Publié le par Université Populaire de l'AUBE

I/ - Par Jean-Michel POUZIN.

Petit argumentaire en faveur du nom d’Université.

Les spécialistes de l’histoire des Universités, en Europe et ailleurs, ne devraient pas trop contester le fait que, par naissance, l’Université a dû remplir trois grandes fonctions. Premièrement, la formation au savoir de haut niveau ; deuxièmement, la formation du savoir, autrement dit, la recherche scientifique ; enfin, le recrutement d’une élite. Depuis une trentaine d’années, l’Université en France ne peut guère remplir que la première de ces fonctions. En simplifiant, le CNRS remplirait la deuxième fonction, et les grandes écoles, la troisième.

Que gagne alors une Université populaire en 2013 en conservant, et même en revendiquant, le nom d’Université ? Avec ce nom, elle gagne évidemment à prendre place dans le grand mouvement d’émancipation qu’incarnent les universités populaires en France, et dont Serge Wolikow a évoqué l’histoire, lors de l’assemblée de constitution de l’Upopaube, mercredi 10 avril.

Mais, par son caractère populaire, une Université populaire peut aussi offrir au citoyen quelque chose que les Universités d’aujourd’hui peinent à offrir. On peut s’en convaincre à partir du nom même d’université. Ce nom signifie l’ouverture à l’universel, c’est-à-dire à ce qui est, suivant l’étymologie latine, « tourné vers l’un », vers l’unité. En effet, un savoir n’est pas une science s’il ne vaut pas pour la totalité de son objet (disait Aristote !), ni s’il ne vaut pas pour tous (il n’y a pas de science privée). Mais, dans l’Université d’aujourd’hui, les savoirs enseignés sont des spécialités séparées les unes des autres. Même en philosophie, les spécialistes de domaines différents ne se comprennent plus entre eux. Or ce cloisonnement est contraire au sens du mot « universel ». À quoi bon, en effet, posséder de nombreux savoirs spécialisés si rien ne permet de les accorder dans une culture « générale » éclairée, ni de leur donner un but dans la vie avec les autres ?
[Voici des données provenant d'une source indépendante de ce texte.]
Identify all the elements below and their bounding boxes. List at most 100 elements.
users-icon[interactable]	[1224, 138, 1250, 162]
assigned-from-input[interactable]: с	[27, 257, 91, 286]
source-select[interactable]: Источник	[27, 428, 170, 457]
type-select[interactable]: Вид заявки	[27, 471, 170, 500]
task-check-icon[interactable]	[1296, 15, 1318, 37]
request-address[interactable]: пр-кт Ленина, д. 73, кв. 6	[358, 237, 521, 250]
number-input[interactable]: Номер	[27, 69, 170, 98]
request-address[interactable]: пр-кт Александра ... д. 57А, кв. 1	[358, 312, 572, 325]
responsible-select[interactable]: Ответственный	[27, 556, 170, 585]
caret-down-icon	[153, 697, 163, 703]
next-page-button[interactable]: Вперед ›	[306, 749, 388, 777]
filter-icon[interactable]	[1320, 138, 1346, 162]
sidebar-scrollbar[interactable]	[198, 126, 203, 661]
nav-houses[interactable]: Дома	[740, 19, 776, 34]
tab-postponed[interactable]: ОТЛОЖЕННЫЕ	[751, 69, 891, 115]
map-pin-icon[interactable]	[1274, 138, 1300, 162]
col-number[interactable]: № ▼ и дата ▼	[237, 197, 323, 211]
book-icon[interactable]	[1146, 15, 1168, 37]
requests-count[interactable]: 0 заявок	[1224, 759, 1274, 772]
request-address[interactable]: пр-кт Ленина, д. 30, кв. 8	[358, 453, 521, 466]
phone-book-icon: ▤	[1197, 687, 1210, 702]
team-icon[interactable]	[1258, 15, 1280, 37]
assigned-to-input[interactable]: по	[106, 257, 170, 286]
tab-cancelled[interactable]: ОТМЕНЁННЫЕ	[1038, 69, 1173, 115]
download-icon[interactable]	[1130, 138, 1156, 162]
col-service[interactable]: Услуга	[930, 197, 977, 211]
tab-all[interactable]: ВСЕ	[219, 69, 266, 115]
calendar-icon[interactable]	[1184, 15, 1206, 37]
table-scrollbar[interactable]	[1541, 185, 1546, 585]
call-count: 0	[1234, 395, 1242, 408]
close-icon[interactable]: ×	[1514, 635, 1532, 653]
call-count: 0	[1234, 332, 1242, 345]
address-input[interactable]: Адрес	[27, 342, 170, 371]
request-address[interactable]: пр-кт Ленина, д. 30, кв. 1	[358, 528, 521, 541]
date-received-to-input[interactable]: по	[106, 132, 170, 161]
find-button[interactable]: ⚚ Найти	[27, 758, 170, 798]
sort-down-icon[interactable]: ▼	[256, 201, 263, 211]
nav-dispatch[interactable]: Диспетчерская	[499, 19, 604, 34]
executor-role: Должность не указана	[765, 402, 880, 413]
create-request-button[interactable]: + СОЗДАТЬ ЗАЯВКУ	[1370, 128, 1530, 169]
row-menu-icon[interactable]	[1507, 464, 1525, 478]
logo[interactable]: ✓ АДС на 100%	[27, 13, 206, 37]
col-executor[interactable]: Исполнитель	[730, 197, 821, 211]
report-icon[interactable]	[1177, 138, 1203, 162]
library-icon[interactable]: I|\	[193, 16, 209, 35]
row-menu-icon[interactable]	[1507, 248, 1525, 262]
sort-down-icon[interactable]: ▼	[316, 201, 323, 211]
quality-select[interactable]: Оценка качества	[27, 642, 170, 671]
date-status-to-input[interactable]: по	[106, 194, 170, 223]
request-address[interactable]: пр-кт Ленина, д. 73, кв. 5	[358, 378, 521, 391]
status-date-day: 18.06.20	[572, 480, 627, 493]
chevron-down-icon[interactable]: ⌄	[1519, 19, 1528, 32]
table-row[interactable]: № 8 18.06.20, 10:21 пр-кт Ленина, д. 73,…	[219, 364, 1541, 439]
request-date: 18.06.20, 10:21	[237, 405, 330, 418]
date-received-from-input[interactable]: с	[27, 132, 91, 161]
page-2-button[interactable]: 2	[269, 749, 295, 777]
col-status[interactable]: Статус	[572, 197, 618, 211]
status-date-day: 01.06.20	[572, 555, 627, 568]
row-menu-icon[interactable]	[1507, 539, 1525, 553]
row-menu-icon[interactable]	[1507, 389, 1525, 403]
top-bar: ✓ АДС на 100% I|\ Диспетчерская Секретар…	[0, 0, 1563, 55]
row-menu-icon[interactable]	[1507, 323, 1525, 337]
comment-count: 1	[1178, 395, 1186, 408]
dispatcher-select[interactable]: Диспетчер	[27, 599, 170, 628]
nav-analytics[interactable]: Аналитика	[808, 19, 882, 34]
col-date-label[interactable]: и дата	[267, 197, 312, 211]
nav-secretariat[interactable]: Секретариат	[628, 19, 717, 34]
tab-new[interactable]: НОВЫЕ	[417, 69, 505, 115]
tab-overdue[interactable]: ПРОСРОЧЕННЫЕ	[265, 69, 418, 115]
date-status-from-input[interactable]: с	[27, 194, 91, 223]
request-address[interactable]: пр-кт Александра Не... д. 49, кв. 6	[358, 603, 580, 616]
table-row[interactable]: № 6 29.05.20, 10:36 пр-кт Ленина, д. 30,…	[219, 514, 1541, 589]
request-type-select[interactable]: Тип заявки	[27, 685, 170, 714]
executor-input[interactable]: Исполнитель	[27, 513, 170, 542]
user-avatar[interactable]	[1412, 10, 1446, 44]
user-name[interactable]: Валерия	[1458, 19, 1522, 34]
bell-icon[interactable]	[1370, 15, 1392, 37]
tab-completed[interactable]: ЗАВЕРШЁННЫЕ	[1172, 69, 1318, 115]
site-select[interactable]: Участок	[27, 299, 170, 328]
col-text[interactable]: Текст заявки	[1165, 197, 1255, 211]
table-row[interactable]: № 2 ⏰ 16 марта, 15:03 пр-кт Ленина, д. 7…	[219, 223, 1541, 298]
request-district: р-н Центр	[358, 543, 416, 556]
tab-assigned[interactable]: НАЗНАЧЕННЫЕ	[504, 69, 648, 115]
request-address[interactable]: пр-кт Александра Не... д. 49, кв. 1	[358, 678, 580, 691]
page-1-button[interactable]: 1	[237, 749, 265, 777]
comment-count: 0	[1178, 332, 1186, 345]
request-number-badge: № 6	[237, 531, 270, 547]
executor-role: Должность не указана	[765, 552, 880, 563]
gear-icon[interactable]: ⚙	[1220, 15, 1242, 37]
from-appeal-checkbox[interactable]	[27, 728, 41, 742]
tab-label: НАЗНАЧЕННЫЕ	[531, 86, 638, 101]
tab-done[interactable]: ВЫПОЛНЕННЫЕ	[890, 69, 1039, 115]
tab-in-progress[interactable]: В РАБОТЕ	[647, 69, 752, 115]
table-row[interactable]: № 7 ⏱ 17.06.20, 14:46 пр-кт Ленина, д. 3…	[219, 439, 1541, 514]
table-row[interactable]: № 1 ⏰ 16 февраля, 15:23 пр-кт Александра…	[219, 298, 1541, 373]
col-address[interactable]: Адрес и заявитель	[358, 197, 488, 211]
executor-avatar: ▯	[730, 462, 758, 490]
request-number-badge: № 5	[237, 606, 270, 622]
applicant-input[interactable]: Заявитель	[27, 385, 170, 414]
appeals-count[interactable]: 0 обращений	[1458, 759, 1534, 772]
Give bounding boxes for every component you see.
Peut-être que le projet d’une encyclopédie, autrement dit, d’une unité de tous les savoirs, est devenu ridicule. Pourtant, une Université populaire peut, mieux sans doute que les Universités d’aujourd’hui, donner une unité à la diversité des savoirs universitaires. Elle le peut d’abord par sa volonté de partir des demandes du public et de toujours y revenir. Elle le peut ensuite en n’oubliant jamais que l’unique but est de mieux se comprendre rationnellement soi-même dans les contradictions du monde social et naturel du XXIème siècle.
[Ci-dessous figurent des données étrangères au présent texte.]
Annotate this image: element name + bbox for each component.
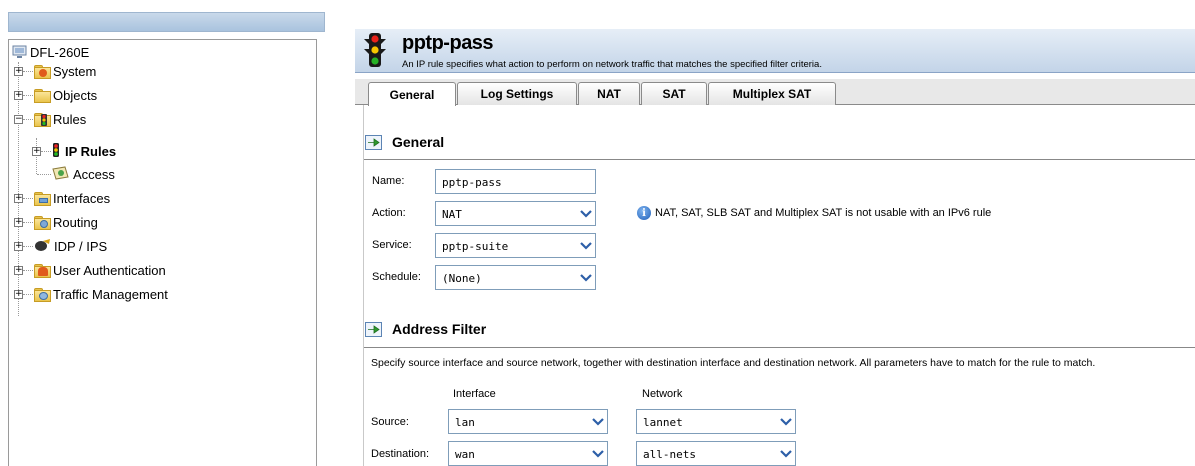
traffic-light-icon [52, 142, 60, 160]
network-column-header: Network [642, 388, 683, 400]
service-value: pptp-suite [442, 240, 509, 253]
tree-item-objects[interactable]: Objects [34, 85, 97, 105]
tree-item-label: Interfaces [53, 190, 111, 206]
tree-item-ip-rules[interactable]: IP Rules [52, 141, 116, 161]
folder-icon [34, 65, 51, 79]
folder-icon [34, 264, 51, 278]
tree-connector [18, 62, 19, 316]
traffic-light-icon [364, 33, 386, 72]
page-header: pptp-pass An IP rule specifies what acti… [355, 29, 1195, 73]
source-interface-value: lan [455, 416, 475, 429]
arrow-right-icon [365, 134, 382, 150]
address-filter-description: Specify source interface and source netw… [371, 357, 1096, 369]
tree-item-access[interactable]: Access [52, 164, 115, 184]
tree-item-label: Routing [53, 214, 98, 230]
service-select[interactable]: pptp-suite [435, 233, 596, 258]
tree-item-label: User Authentication [53, 262, 166, 278]
folder-icon [34, 89, 51, 103]
destination-network-select[interactable]: all-nets [636, 441, 796, 466]
source-network-value: lannet [643, 416, 683, 429]
tree-root-dfl260e[interactable]: DFL-260E [12, 42, 89, 62]
tree-item-label: IDP / IPS [54, 238, 108, 254]
page-subtitle: An IP rule specifies what action to perf… [402, 59, 822, 70]
tab-sat[interactable]: SAT [641, 82, 707, 105]
chevron-down-icon[interactable] [577, 266, 595, 289]
section-title: Address Filter [392, 321, 487, 337]
tree-item-rules[interactable]: Rules [34, 109, 86, 129]
folder-icon [34, 216, 51, 230]
action-value: NAT [442, 208, 462, 221]
tree-item-idp-ips[interactable]: IDP / IPS [34, 236, 107, 256]
tree-item-interfaces[interactable]: Interfaces [34, 188, 110, 208]
tab-nat[interactable]: NAT [578, 82, 640, 105]
tree-item-label: System [53, 63, 97, 79]
chevron-down-icon[interactable] [777, 442, 795, 465]
info-icon: i [637, 206, 651, 220]
destination-network-value: all-nets [643, 448, 696, 461]
chevron-down-icon[interactable] [577, 234, 595, 257]
action-select[interactable]: NAT [435, 201, 596, 226]
tree-item-label: Rules [53, 111, 87, 127]
tab-general[interactable]: General [368, 82, 456, 106]
destination-label: Destination: [371, 448, 430, 460]
section-title: General [392, 134, 445, 150]
tree-item-system[interactable]: System [34, 61, 96, 81]
expand-icon[interactable]: + [14, 194, 23, 203]
source-interface-select[interactable]: lan [448, 409, 608, 434]
firewall-icon [12, 45, 27, 59]
chevron-down-icon[interactable] [589, 442, 607, 465]
expand-icon[interactable]: + [32, 147, 41, 156]
name-label: Name: [372, 175, 405, 187]
access-icon [52, 165, 70, 183]
tree-connector [36, 138, 37, 174]
tree-item-label: IP Rules [65, 143, 117, 159]
expand-icon[interactable]: + [14, 266, 23, 275]
expand-icon[interactable]: + [14, 242, 23, 251]
tab-log-settings[interactable]: Log Settings [457, 82, 577, 105]
note-text: NAT, SAT, SLB SAT and Multiplex SAT is n… [655, 207, 992, 219]
schedule-value: (None) [442, 272, 482, 285]
divider [364, 159, 1195, 160]
section-address-filter: Address Filter [365, 321, 486, 337]
tree-item-routing[interactable]: Routing [34, 212, 98, 232]
navigation-tree: DFL-260E + System + Objects − Rules + IP… [8, 39, 317, 466]
tree-item-traffic-management[interactable]: Traffic Management [34, 284, 168, 304]
tree-item-label: Objects [53, 87, 98, 103]
source-label: Source: [371, 416, 409, 428]
tree-panel-header [8, 12, 325, 32]
interface-column-header: Interface [453, 388, 496, 400]
page-title: pptp-pass [402, 32, 494, 54]
chevron-down-icon[interactable] [777, 410, 795, 433]
destination-interface-select[interactable]: wan [448, 441, 608, 466]
schedule-select[interactable]: (None) [435, 265, 596, 290]
collapse-icon[interactable]: − [14, 115, 23, 124]
service-label: Service: [372, 239, 412, 251]
tree-item-label: Traffic Management [53, 286, 168, 302]
expand-icon[interactable]: + [14, 91, 23, 100]
chevron-down-icon[interactable] [589, 410, 607, 433]
tree-item-user-authentication[interactable]: User Authentication [34, 260, 166, 280]
name-field[interactable]: pptp-pass [435, 169, 596, 194]
rules-folder-icon [34, 113, 51, 127]
arrow-right-icon [365, 321, 382, 337]
expand-icon[interactable]: + [14, 67, 23, 76]
expand-icon[interactable]: + [14, 218, 23, 227]
destination-interface-value: wan [455, 448, 475, 461]
section-general: General [365, 134, 444, 150]
expand-icon[interactable]: + [14, 290, 23, 299]
folder-icon [34, 192, 51, 206]
idp-icon [34, 238, 51, 255]
schedule-label: Schedule: [372, 271, 421, 283]
folder-icon [34, 288, 51, 302]
divider [364, 347, 1195, 348]
ipv6-note: i NAT, SAT, SLB SAT and Multiplex SAT is… [637, 206, 991, 220]
source-network-select[interactable]: lannet [636, 409, 796, 434]
action-label: Action: [372, 207, 406, 219]
tab-multiplex-sat[interactable]: Multiplex SAT [708, 82, 836, 105]
tree-root-label: DFL-260E [30, 44, 90, 60]
chevron-down-icon[interactable] [577, 202, 595, 225]
tree-item-label: Access [73, 166, 115, 182]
Par contraste, n’est-il pas contraire au sens du mot « universel » d’appeler « université d’été » une session au cours de laquelle une conception particulière du pouvoir et de la société est prise pour le seul point de vue politique valide ? Tant que le sens du mot « universel » sera conservé, ne seront pas confondus endoctrinement au bord de la mer et instruction publique dans les diverses formes d’École..

 

II/ -

"La nuit de la servitude et de l’ignorance n’est pas dissipée par une illumination soudaine et totale, mais atténuée seulement 
par une lente série d’aurores incertaines."

 

Jean Jaurès, Discours à la jeunesse, Lycée d’Albi (1903)

 

Page destinée aux réflexions des adhérents.

III/ - Alain KESLICK.

Après l’annonce, pour notre AG du 14 mai, de la lecture de textes anciens montrant que le féminisme n’a pas toujours progressé comme il est souhaitable, Alain Keslick de Romilly nous envoie cette ligne Internet qui parle de la « misogynie intemporelle » selon Disney.

C’est « hénorme » effectivement.

 

http://www.slate.fr/life/71877/quand-disney-employer-filles-creatives

 

 Il recommande en outre la lecture du livre d’August BEBEL, "Les femmes et le socialisme" que peu de lecteurs, même de gauche, connaissent.

 « C'est une mine d'or et une analyse très complète de la condition des femmes à travers les siècles », dit-il.